I left the church, but the church will never leave me

A student discusses how her parents’ religious views and Catholic school education influenced her identity growing up.

For 13 years of my life, I went to Catholic school. 

From kindergarten to senior year of high school, my eight-hour school day revolved around prayers before homeroom, blessings after lunch, daily theology classes, weekly masses and monthly confessions. 

The uniforms we wore were a constant physical reminder that reverence was a virtue and individuality was a vice.

My teachers were prohibited from giving their opinions on contentious issues in the Catholic Church, like abortion rights or gay marriage. My favorite teacher, who was the only one brave enough to disobey the rules, left the year after I graduated.

We weren’t taught sex education. Rather, we were taught women on birth control emit a pheromone that makes men “less attracted” to them. Ironically, my teachers based this assumption on an experiment conducted on monkeys, in spite of them also refusing to teach us about the process of evolution. The hypocrisy astounded me. 

My white male teacher listed the answer to the question “men and women are equal” on a true or false exam as false. Despite having several attempts to take the quiz, I put true every time, refusing to sacrifice my morals for one extra point.

Most students who went to my school were Catholic, and those who weren’t were usually Protestant. The Protestants were perceived as outsiders, and the lessons we were taught in theology only emphasized that they were wrong in the eyes of the Catholic Church. When the rest of us received communion, I could feel the judgement falling on them as they remained seated in their pews.

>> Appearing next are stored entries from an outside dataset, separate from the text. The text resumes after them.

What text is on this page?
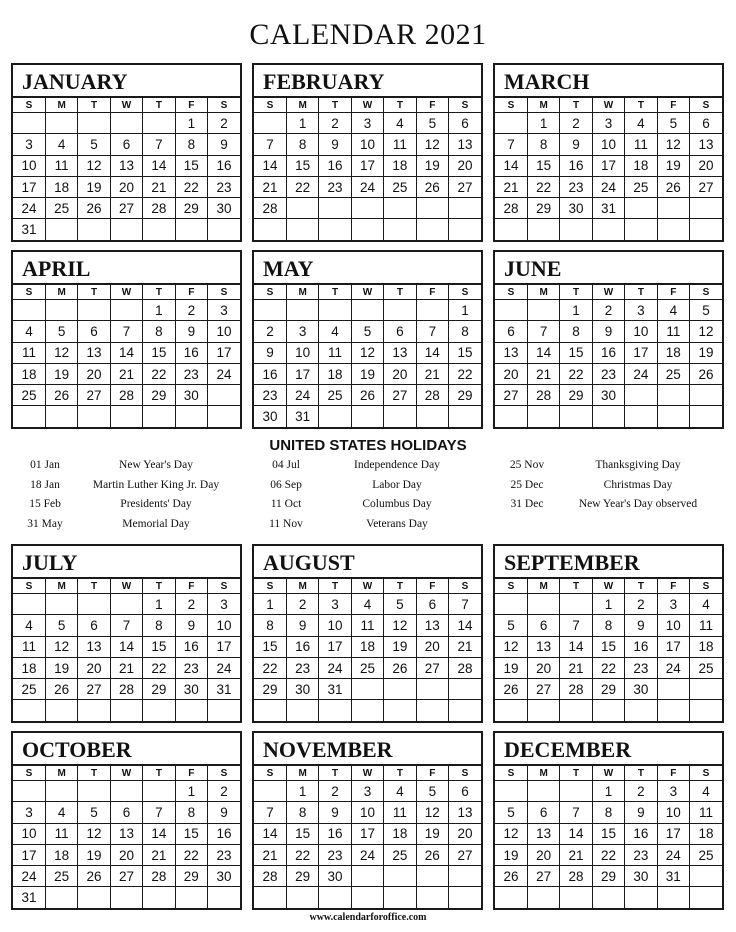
CALENDAR 2021
JANUARY
S	M	T	W	T	F	S
					1	2
3	4	5	6	7	8	9
10	11	12	13	14	15	16
17	18	19	20	21	22	23
24	25	26	27	28	29	30
31						
FEBRUARY
S	M	T	W	T	F	S
	1	2	3	4	5	6
7	8	9	10	11	12	13
14	15	16	17	18	19	20
21	22	23	24	25	26	27
28						

MARCH
S	M	T	W	T	F	S
	1	2	3	4	5	6
7	8	9	10	11	12	13
14	15	16	17	18	19	20
21	22	23	24	25	26	27
28	29	30	31			

APRIL
S	M	T	W	T	F	S
				1	2	3
4	5	6	7	8	9	10
11	12	13	14	15	16	17
18	19	20	21	22	23	24
25	26	27	28	29	30	

MAY
S	M	T	W	T	F	S
						1
2	3	4	5	6	7	8
9	10	11	12	13	14	15
16	17	18	19	20	21	22
23	24	25	26	27	28	29
30	31					
JUNE
S	M	T	W	T	F	S
		1	2	3	4	5
6	7	8	9	10	11	12
13	14	15	16	17	18	19
20	21	22	23	24	25	26
27	28	29	30			

JULY
S	M	T	W	T	F	S
				1	2	3
4	5	6	7	8	9	10
11	12	13	14	15	16	17
18	19	20	21	22	23	24
25	26	27	28	29	30	31

AUGUST
S	M	T	W	T	F	S
1	2	3	4	5	6	7
8	9	10	11	12	13	14
15	16	17	18	19	20	21
22	23	24	25	26	27	28
29	30	31				

SEPTEMBER
S	M	T	W	T	F	S
			1	2	3	4
5	6	7	8	9	10	11
12	13	14	15	16	17	18
19	20	21	22	23	24	25
26	27	28	29	30		

OCTOBER
S	M	T	W	T	F	S
					1	2
3	4	5	6	7	8	9
10	11	12	13	14	15	16
17	18	19	20	21	22	23
24	25	26	27	28	29	30
31						
NOVEMBER
S	M	T	W	T	F	S
	1	2	3	4	5	6
7	8	9	10	11	12	13
14	15	16	17	18	19	20
21	22	23	24	25	26	27
28	29	30				

DECEMBER
S	M	T	W	T	F	S
			1	2	3	4
5	6	7	8	9	10	11
12	13	14	15	16	17	18
19	20	21	22	23	24	25
26	27	28	29	30	31	

UNITED STATES HOLIDAYS
01 Jan	New Year's Day
18 Jan	Martin Luther King Jr. Day
15 Feb	Presidents' Day
31 May	Memorial Day
04 Jul	Independence Day
06 Sep	Labor Day
11 Oct	Columbus Day
11 Nov	Veterans Day
25 Nov	Thanksgiving Day
25 Dec	Christmas Day
31 Dec	New Year's Day observed
www.calendarforoffice.com
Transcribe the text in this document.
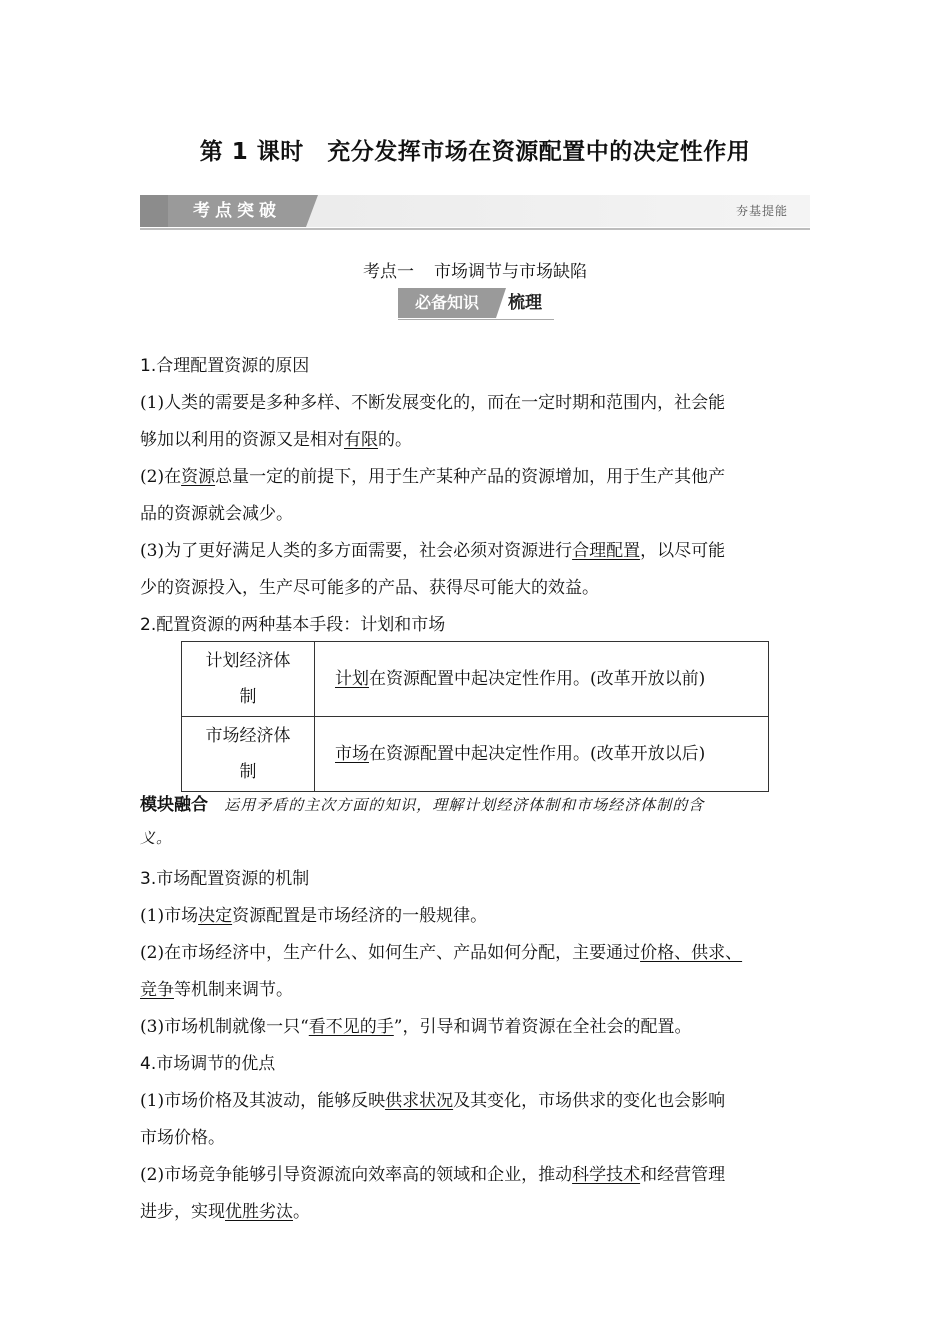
第 1 课时　充分发挥市场在资源配置中的决定性作用
考点突破	夯基提能
考点一 市场调节与市场缺陷
必备知识	梳理
1.合理配置资源的原因
(1)人类的需要是多种多样、不断发展变化的，而在一定时期和范围内，社会能
够加以利用的资源又是相对有限的。
(2)在资源总量一定的前提下，用于生产某种产品的资源增加，用于生产其他产
品的资源就会减少。
(3)为了更好满足人类的多方面需要，社会必须对资源进行合理配置，以尽可能
少的资源投入，生产尽可能多的产品、获得尽可能大的效益。
2.配置资源的两种基本手段：计划和市场
计划经济体
制	计划在资源配置中起决定性作用。(改革开放以前)
市场经济体
制	市场在资源配置中起决定性作用。(改革开放以后)
模块融合 运用矛盾的主次方面的知识，理解计划经济体制和市场经济体制的含
义。
3.市场配置资源的机制
(1)市场决定资源配置是市场经济的一般规律。
(2)在市场经济中，生产什么、如何生产、产品如何分配，主要通过价格、供求、
竞争等机制来调节。
(3)市场机制就像一只“看不见的手”，引导和调节着资源在全社会的配置。
4.市场调节的优点
(1)市场价格及其波动，能够反映供求状况及其变化，市场供求的变化也会影响
市场价格。
(2)市场竞争能够引导资源流向效率高的领域和企业，推动科学技术和经营管理
进步，实现优胜劣汰。
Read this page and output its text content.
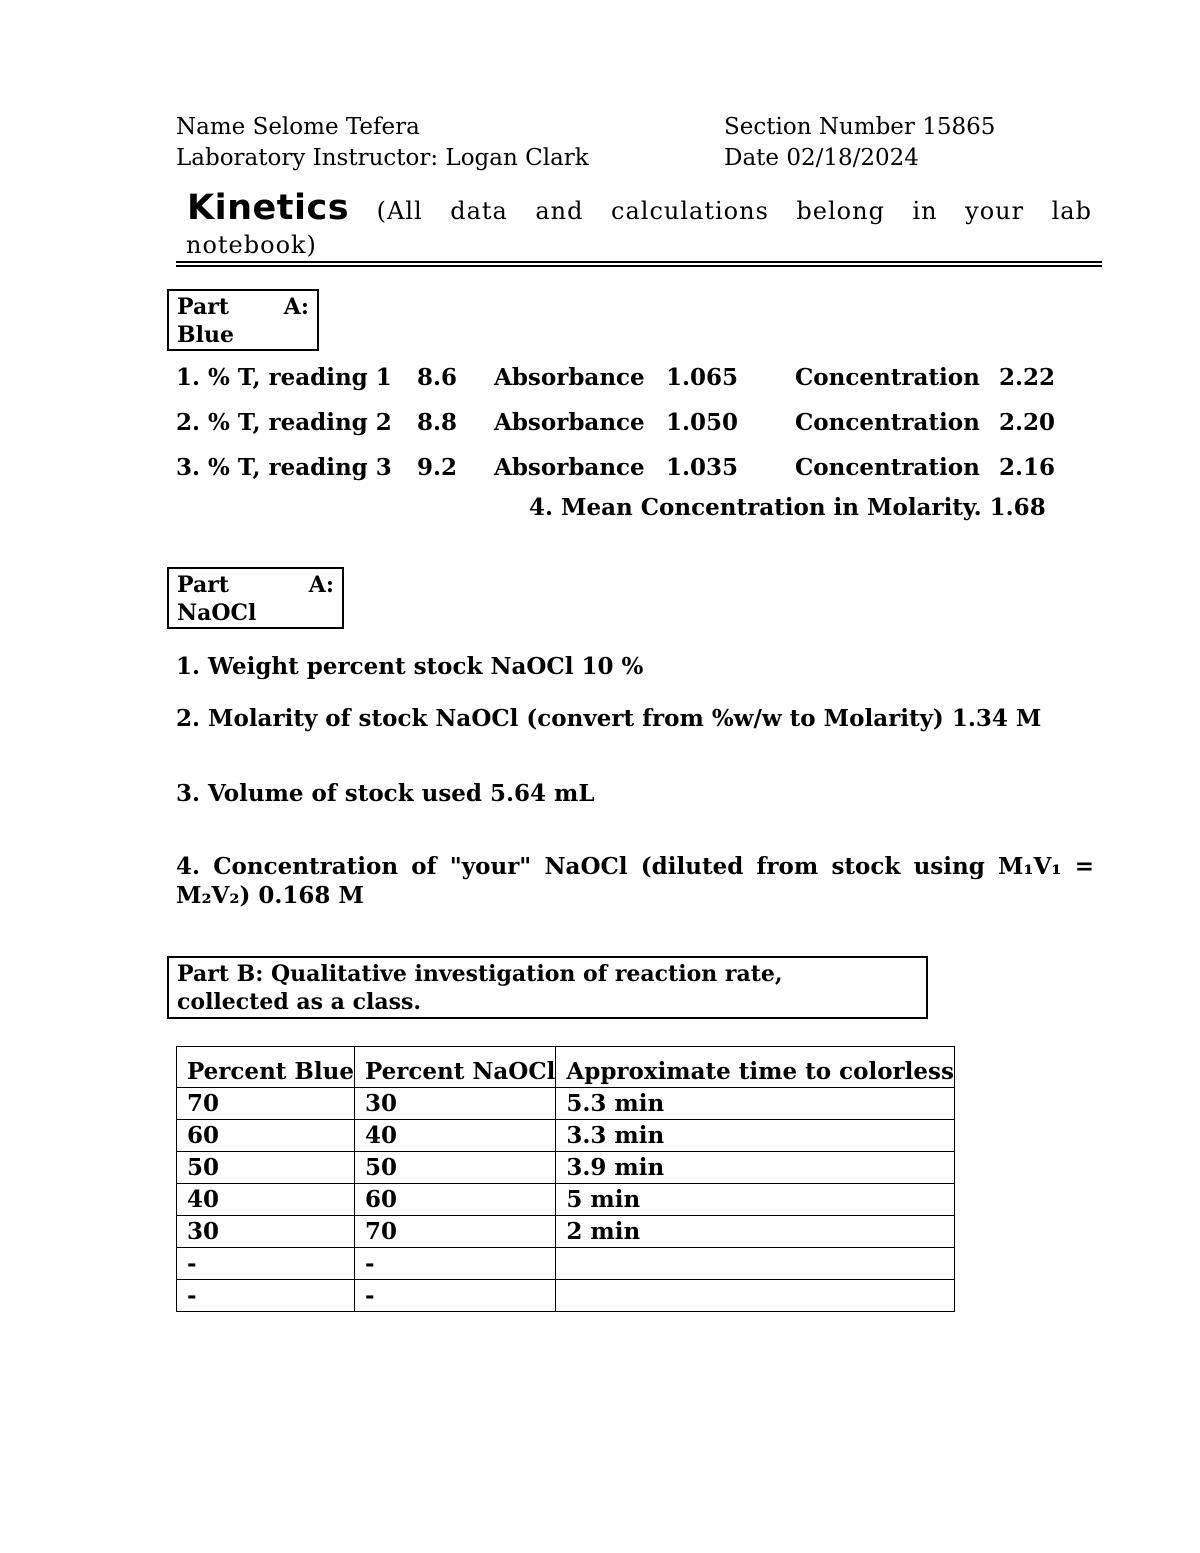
Name Selome Tefera	Section Number 15865
Laboratory Instructor: Logan Clark	Date 02/18/2024
Kinetics (All data and calculations belong in your lab
notebook)
Part A:
Blue
1. % T, reading 1 8.6 Absorbance 1.065 Concentration 2.22
2. % T, reading 2 8.8 Absorbance 1.050 Concentration 2.20
3. % T, reading 3 9.2 Absorbance 1.035 Concentration 2.16
4. Mean Concentration in Molarity. 1.68
Part	A:
NaOCl
1. Weight percent stock NaOCl 10 %
2. Molarity of stock NaOCl (convert from %w/w to Molarity) 1.34 M
3. Volume of stock used 5.64 mL
4. Concentration of "your" NaOCl (diluted from stock using M₁V₁ =
M₂V₂) 0.168 M
Part B: Qualitative investigation of reaction rate,
collected as a class.
Percent Blue	Percent NaOCl	Approximate time to colorless
70	30	5.3 min
60	40	3.3 min
50	50	3.9 min
40	60	5 min
30	70	2 min
-	-	
-	-	
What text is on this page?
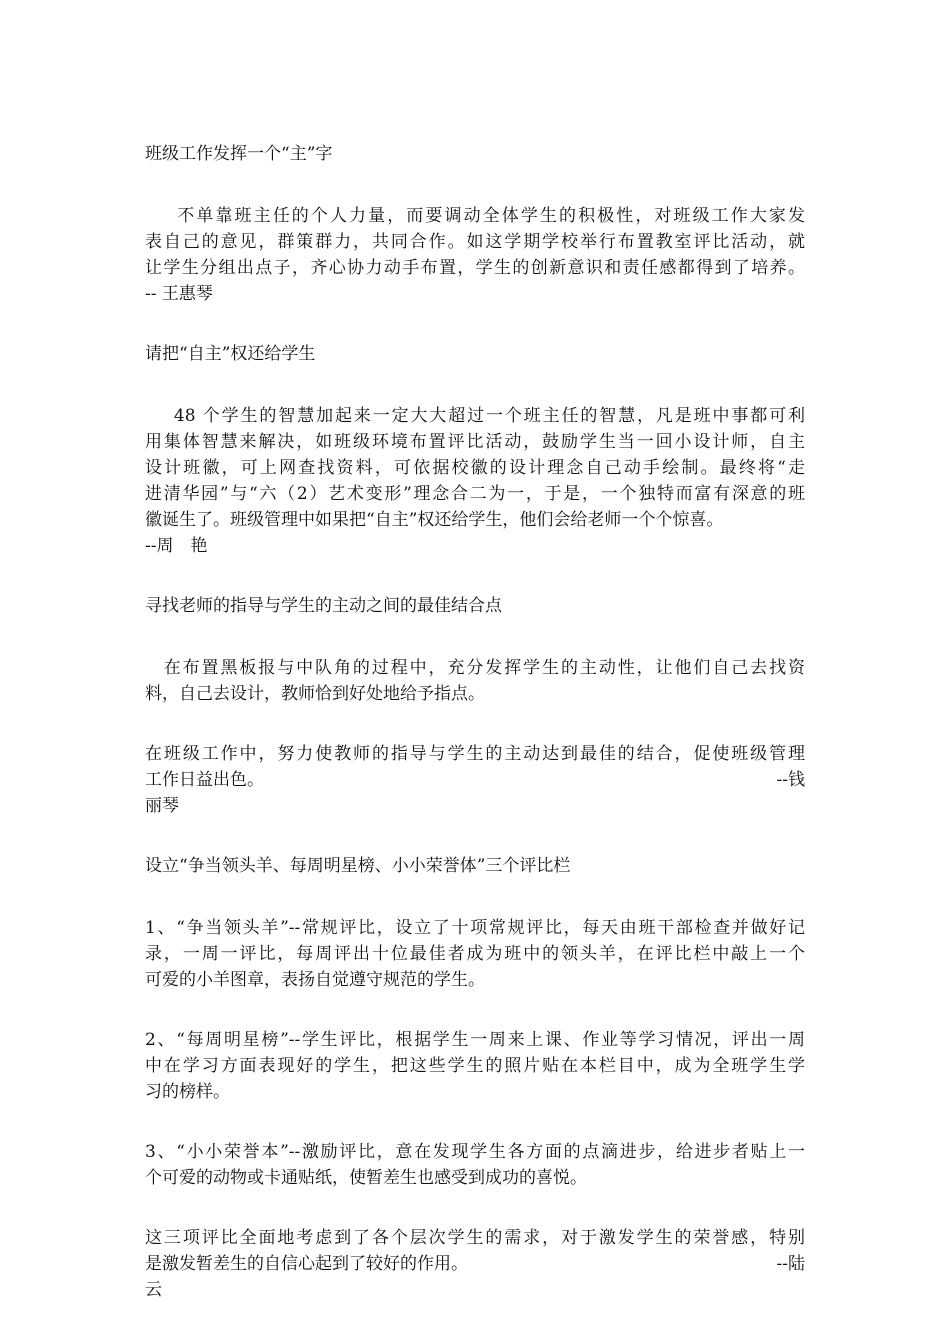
班级工作发挥一个“主”字

不单靠班主任的个人力量，而要调动全体学生的积极性，对班级工作大家发
表自己的意见，群策群力，共同合作。如这学期学校举行布置教室评比活动，就
让学生分组出点子，齐心协力动手布置，学生的创新意识和责任感都得到了培养。
-- 王惠琴

请把“自主”权还给学生

48 个学生的智慧加起来一定大大超过一个班主任的智慧，凡是班中事都可利
用集体智慧来解决，如班级环境布置评比活动，鼓励学生当一回小设计师，自主
设计班徽，可上网查找资料，可依据校徽的设计理念自己动手绘制。最终将“走
进清华园”与“六（2）艺术变形”理念合二为一，于是，一个独特而富有深意的班
徽诞生了。班级管理中如果把“自主”权还给学生，他们会给老师一个个惊喜。
--周　艳

寻找老师的指导与学生的主动之间的最佳结合点

在布置黑板报与中队角的过程中，充分发挥学生的主动性，让他们自己去找资
料，自己去设计，教师恰到好处地给予指点。
在班级工作中，努力使教师的指导与学生的主动达到最佳的结合，促使班级管理
工作日益出色。	--钱
丽琴

设立“争当领头羊、每周明星榜、小小荣誉体”三个评比栏

1、“争当领头羊”--常规评比，设立了十项常规评比，每天由班干部检查并做好记
录，一周一评比，每周评出十位最佳者成为班中的领头羊，在评比栏中敲上一个
可爱的小羊图章，表扬自觉遵守规范的学生。
2、“每周明星榜”--学生评比，根据学生一周来上课、作业等学习情况，评出一周
中在学习方面表现好的学生，把这些学生的照片贴在本栏目中，成为全班学生学
习的榜样。
3、“小小荣誉本”--激励评比，意在发现学生各方面的点滴进步，给进步者贴上一
个可爱的动物或卡通贴纸，使暂差生也感受到成功的喜悦。
这三项评比全面地考虑到了各个层次学生的需求，对于激发学生的荣誉感，特别
是激发暂差生的自信心起到了较好的作用。	--陆
云
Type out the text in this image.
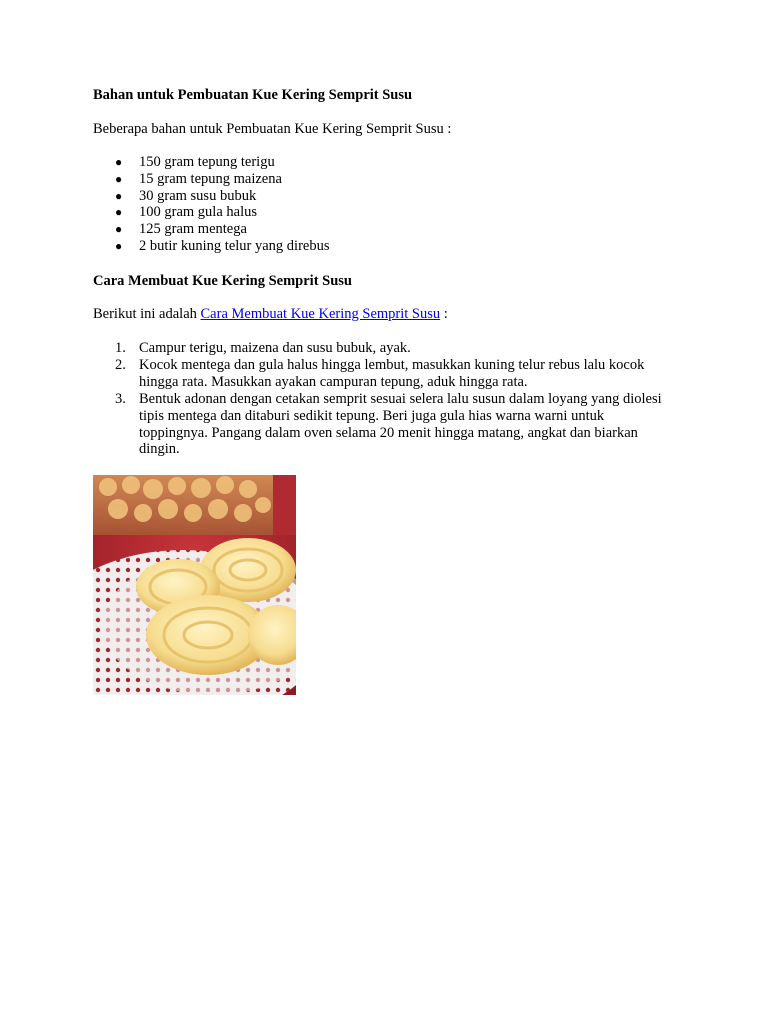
Bahan untuk Pembuatan Kue Kering Semprit Susu

Beberapa bahan untuk Pembuatan Kue Kering Semprit Susu :

● 150 gram tepung terigu
● 15 gram tepung maizena
● 30 gram susu bubuk
● 100 gram gula halus
● 125 gram mentega
● 2 butir kuning telur yang direbus

Cara Membuat Kue Kering Semprit Susu

Berikut ini adalah Cara Membuat Kue Kering Semprit Susu :

1. Campur terigu, maizena dan susu bubuk, ayak.
2. Kocok mentega dan gula halus hingga lembut, masukkan kuning telur rebus lalu kocok hingga rata. Masukkan ayakan campuran tepung, aduk hingga rata.
3. Bentuk adonan dengan cetakan semprit sesuai selera lalu susun dalam loyang yang diolesi tipis mentega dan ditaburi sedikit tepung. Beri juga gula hias warna warni untuk toppingnya. Pangang dalam oven selama 20 menit hingga matang, angkat dan biarkan dingin.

My parents forced me to go to church every Sunday until I was finally old enough to get a job and work on weekends. My parents and grandparents still pester me to go to church while I live on my own, and I lie and say I do to appease them. 

When I lived at home, I always had a crucifix in my bedroom, looming above my door. It was as if Big Brother was watching, and I could not escape his perpetual gaze. 

The moment I felt I’d broken away from the church was when I went to prom with my best friend at her school. My school would not allow same sex couples, even if they were platonic. We both wore pant suits, making us the center of both negative and positive attention.

Though my high school days are far behind me, the effects of being taught the same anti-feminist rhetoric every day still linger.

I am not religious anymore, but I have to occasionally push back my internalized sense of humiliation, shoving its way from the back of my mind. 

At first, even the thought of having sex in college arose feelings of guilt within me. Because I was taught to not have sex until marriage, losing my virginity felt like I was losing a part of myself. 

But looking back, I realize I did not lose anything. On the contrary, I gained something: the newfound confidence I did not have as a scared little girl in Catholic school, fearful of eternal punishment from an imaginary paternal figure.

Marriage is another sacred sacrament in the Catholic Church that I began to wrestle with in college. In high school, we even had to do a project in which we chose one person in the class to “marry.” Only heterosexual partnerships were permitted, of course. 

When I was a teenager, I fantasized about the day I’d walk down the aisle in a white gown. My parents were always insistent that it be in a church, but as I approach the ripe old age of 22, I’m not sure I want it in a church. In fact, I’m not even sure I want to get married at all. Maybe the only reason I feel I must get married and have children is out of obligation. 

I have my parents to blame for my identity crisis too, as they enrolled me in Catholic school under the guise of it being a “better education.” But being fed the same propaganda for over a decade did not help me get into a better college. The only function it served was to stifle my growth and keep me sheltered, like Rapunzel trapped in her tower. 

Even if I am not part of the church anymore, the church will always be a part of me. 

I will always have that crucifix hanging over my head, and no matter how many times I take it down, it will mysteriously reappear. 


This is not a miracle — it’s a curse. To this day, I am unlearning misogynistic inclinations that were implicitly or explicitly instilled in me by my parents, priests, teachers and principals. And I will continue to feel the shame of being naked in the Garden of Eden after having bitten into the forbidden apple, in spite of how good it tasted.